Our project with Deep Digital Cornwall (DDC) on the Digitisation & Automation of Optical Petrography reaches the end of ERDF funding this month, and we would like to share its main outcomes. The first has been the setup of an automated ZEISS AxioImager optical microscope and the integration of its large-area scanning capability into our standard petrographic workflows. All in-house concrete sections are now scanned in three light paths (PPL – plane polarised light, XPL – cross polarised light and EPO – episcopic fluorescence). The images, although incredible to view, really make a positive impact on company productivity because of the development of a bespoke Java-based image viewing tool created by our DDC project lead, Laura Carter-Greaves. The Petrolab View (PLV) tool allows images to be loaded and viewed on any laptop or desktop in the office or even remotely. This allows for more flexible working opportunities and also breaks the bottleneck of requiring additional petrographic microscopes and all their ancillary parts as our petrography team builds. Remote access also allows for greater collaboration among colleagues, clients and, potentially, external consultants. PLV’s smooth scrolling, magnification and selection of light paths make assessment of thin sections much quicker than by standard optical petrography. The PLV tool can also capture areas of interest for reporting, adding a scale and watermark automatically to the snapshot, further saving time.
These are simple but effective benefits of the new PLV workflows. However, the addition of a point counting function really adds to the value of this project, as not only does it allow greater flexibility for staff to conduct modal analysis of samples without waiting for a mechanical counter to become available, but the results can also easily be reviewed and corrected if the wrong key is pressed or a point miss-identified. As an overlay for every point is recorded, points can easily be relocated and reviewed on screen by colleagues, thereby making the tool excellent for training junior staff and also for internal data validation and quality control.

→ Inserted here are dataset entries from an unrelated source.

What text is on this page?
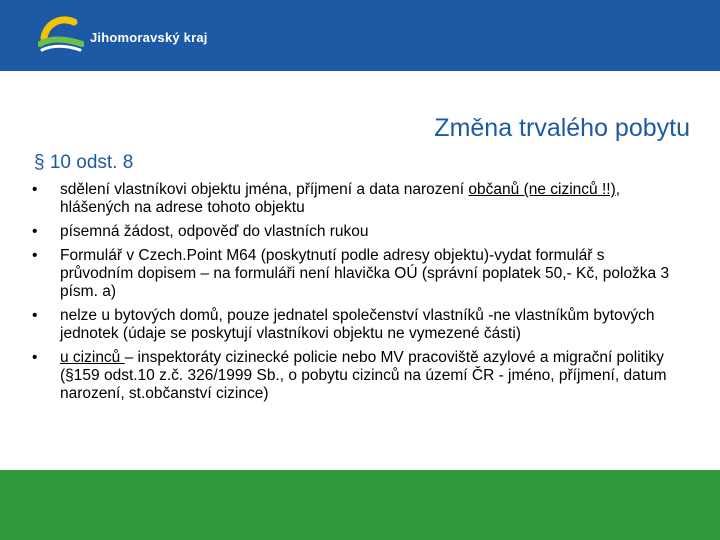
Jihomoravský kraj
Změna trvalého pobytu
§ 10 odst. 8
• sdělení vlastníkovi objektu jména, příjmení a data narození občanů (ne cizinců !!), hlášených na adrese tohoto objektu
• písemná žádost, odpověď do vlastních rukou
• Formulář v Czech.Point M64 (poskytnutí podle adresy objektu)-vydat formulář s průvodním dopisem – na formuláři není hlavička OÚ (správní poplatek 50,- Kč, položka 3 písm. a)
• nelze u bytových domů, pouze jednatel společenství vlastníků -ne vlastníkům bytových jednotek (údaje se poskytují vlastníkovi objektu ne vymezené části)
• u cizinců – inspektoráty cizinecké policie nebo MV pracoviště azylové a migrační politiky (§159 odst.10 z.č. 326/1999 Sb., o pobytu cizinců na území ČR - jméno, příjmení, datum narození, st.občanství cizince)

The first half of this project has been focused on improving standard industry methods and allowing Petrolab to scale and improve the quality of our petrographic services. The focus of the second part of the project, in conjunction with the University of Exeter Mathematics department, is to explore and develop automated methods of analysis using machine learning (ML) and image analysis techniques. This cutting-edge project has been led by Dr Saptarshi Das, Senior lecturer in Mathematics, who has begun to look at a variety of different clustering image analysis tools and their ability to separate and measure key metrics from the section scans. We are close to validating the initial methods and hope to publish the findings in the coming year. This is certainly the tip of the iceberg for this application, and we hope to continue the ML research with a PhD collaboration.
Overall we are extremely pleased with the successful outcomes of this project and thank the DDC team for their strong support and encouragement throughout. We are very excited to continue this work and see digitisation at the forefront of the continuing development and improvement of our petrographic services.